‘’ Bir toplum gerçeklerden ne kadar uzaklaşırsa, gerçeği söyleyenlerden o kadar nefret eder!’’
(George Orwell)
*Belki de bu yüzdendir ‘’ Kürtçenin yasak olduğu yerde durmam; zira bütün diller Allah’ın kelamıdır ve ben Kürt’üm arkadaş; dilimi yasaklayamazsınız!’’ dediğim için VATAN HAİNİ bile ilan edildim!
*Belki de bu yüzden, Suruç olaylarını bütün gerçekliği ve çıplaklığı ile kaleme aldığım için terör sempatizanı olmakla itham edildim!
*Belki de bu yüzden tarihin en başarısız GTH Bakanı Fakıbaba’yı, Faruk Çelik, Süleyman Soylu ve birkaç Ak Partili milletvekili, belediye başkanını haklı eleştirdiğim için Ak Parti düşmanı; bu yerel seçim de dürüstlüğüne inandığım birkaç Ak Partili adayı desteklediğim için Kürtlüğünü satan Ak Parti yalakası ilan edildim!
*Belki de bu yüzden ‘’ HDP’nin olmadığı bir meclis benim için meşru değildir!’’ diyerek sayıları 25 milyonu aşan Kürt halkı ve HDP seçmeninin iradesine saygımdan yine VATAN HAİNİ; Zeynel Abidin Beyazgül, Metin Baydilli, A. Al Bayık, Mehmet Kuş, Abdullah Aksak, Şeyhmus Aydın, Mehmet Canpolat gibi güvendiğim adaylara inandığımı ifade ettiğim için HDP Düşmanı, Ak Parti yandaşı ilan edildim.

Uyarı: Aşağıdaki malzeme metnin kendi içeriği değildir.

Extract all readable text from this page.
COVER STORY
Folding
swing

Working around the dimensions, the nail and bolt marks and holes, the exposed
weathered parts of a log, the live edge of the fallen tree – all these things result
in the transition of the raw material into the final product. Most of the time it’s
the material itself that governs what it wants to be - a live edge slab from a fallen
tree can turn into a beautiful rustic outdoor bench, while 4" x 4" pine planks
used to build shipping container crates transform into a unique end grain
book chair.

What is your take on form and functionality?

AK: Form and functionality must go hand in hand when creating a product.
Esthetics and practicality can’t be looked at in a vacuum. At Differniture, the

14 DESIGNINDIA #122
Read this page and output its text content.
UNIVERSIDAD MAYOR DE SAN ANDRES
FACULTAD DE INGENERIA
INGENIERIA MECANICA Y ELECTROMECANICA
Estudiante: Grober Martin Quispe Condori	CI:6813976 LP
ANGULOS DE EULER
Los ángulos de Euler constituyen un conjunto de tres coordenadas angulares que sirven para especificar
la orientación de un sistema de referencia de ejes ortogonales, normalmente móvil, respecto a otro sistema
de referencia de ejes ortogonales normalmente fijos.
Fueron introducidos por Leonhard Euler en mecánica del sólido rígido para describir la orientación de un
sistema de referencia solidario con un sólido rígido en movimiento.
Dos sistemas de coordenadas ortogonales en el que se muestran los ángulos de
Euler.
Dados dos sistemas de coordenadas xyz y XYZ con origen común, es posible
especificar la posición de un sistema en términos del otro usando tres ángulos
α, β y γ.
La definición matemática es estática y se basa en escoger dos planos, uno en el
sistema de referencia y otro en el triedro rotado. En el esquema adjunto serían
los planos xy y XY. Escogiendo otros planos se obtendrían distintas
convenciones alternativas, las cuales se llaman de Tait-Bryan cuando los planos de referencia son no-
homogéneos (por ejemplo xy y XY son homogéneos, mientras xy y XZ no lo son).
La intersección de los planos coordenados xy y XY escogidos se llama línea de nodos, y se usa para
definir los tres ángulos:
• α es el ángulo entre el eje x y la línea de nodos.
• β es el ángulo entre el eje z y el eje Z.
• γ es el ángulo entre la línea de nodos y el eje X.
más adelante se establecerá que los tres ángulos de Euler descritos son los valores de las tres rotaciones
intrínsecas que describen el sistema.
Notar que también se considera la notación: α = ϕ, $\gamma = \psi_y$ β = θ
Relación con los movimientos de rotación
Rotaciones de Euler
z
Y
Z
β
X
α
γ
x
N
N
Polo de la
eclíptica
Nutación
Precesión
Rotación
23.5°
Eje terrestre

Not: Bayık, Baydilli, Aydın’ın bu desteğime karşı gösterdiği vefasızlık da cabası!
*Belki de bu yüzden bu ülke de haksızlığa uğradığına inandığım başta KHK’lı olmak üzere MEB Mülakat, Süresiz Nafaka, Askeri Lise, DEDAŞ mağdurlarının sesi oldum diye AK Parti düşmanı HDP yandaşı ilan edildim.
*Belki de bu yüzden ‘’Nihat Çiftçi (Eski Şanlıurfa BŞ Belediye Başkanı ) bizimdir, bizdendir dediğim için Nihat Çiftçi yalakası; başta Mehmet Emin Özçınar olmak üzere BŞ Belediye bürokrasisi içerisinde hala Celalettin Güvenç’e hizmet eden ve Urfa halkının ağır tepkisini çekenleri yazdım diye Nihat Çiftçi düşmanı ilan edildim.
Not: Anamın ak sütü gibi helal olan kitap ücretimi söz verdiği halde ödemeyen Nihat Çiftçi’nin vefasızlığı da cabası!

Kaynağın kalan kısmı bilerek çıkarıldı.